After a descent to the village of Maruia, I rejoined the highway and enjoyed the fast pace of the road. After so long on bumpy gravel, it felt as frictionless as ice skating. Though the route climbed to the 696 metre-high mountain pass of Rahu Saddle, the road quality made this a quick and enjoyable climb. Nearing the top, the temperatures began to drop, and the scorching days of cycling on the north island seemed a distant memory. From Rahu Saddle, 36 kilometres of sweeping descent on paved road led to the village of Reefton. The empty road transformed this from a fun and effortless descent into one that was truly epic. I flew down the road with a child-like thrill at the rush of freedom of riding my bike.

I reflected on what a great day it had been. I love these isolated stretches of the Tour Aotearoa, where life slows down and feels simpler. Riding smooth paved roads would get boring after a while (I imagine!) but today it felt like a luxury after all the tough gravel kilometres I’ve endured and overcome!

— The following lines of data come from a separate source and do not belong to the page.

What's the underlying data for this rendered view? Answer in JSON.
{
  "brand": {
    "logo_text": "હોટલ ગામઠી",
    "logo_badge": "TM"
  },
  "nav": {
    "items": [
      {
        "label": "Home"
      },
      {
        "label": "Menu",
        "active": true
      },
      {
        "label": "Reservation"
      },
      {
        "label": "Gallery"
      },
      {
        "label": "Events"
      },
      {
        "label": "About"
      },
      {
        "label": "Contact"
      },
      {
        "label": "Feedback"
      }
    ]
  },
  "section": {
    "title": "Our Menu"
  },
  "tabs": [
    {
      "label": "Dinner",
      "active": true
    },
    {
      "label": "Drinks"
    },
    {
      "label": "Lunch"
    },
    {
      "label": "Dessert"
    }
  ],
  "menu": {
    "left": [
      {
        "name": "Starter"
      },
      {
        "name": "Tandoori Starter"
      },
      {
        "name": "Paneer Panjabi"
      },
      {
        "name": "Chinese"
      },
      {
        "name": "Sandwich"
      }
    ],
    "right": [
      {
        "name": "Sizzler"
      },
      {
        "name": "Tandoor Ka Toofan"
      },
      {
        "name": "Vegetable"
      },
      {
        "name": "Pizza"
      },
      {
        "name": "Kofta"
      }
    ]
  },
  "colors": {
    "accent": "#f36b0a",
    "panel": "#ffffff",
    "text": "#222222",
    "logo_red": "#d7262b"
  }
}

I arrived at Reefton early and checked into my accommodation at the Lantern Court Motel. Rich veins of gold were discovered near the village in 1866 which caused the village to become a major gold mining centre. It has retained much of this historic charm, with well-preserved buildings and an elegant main road called, the Broadway running through the centre. A pamphlet offered the opportunity to pan for gold in the Inangahua River that bubbled lazily near my accommodation, but I was already beyond satisfied with the day and contented myself with a big, tasty bowl of pasta.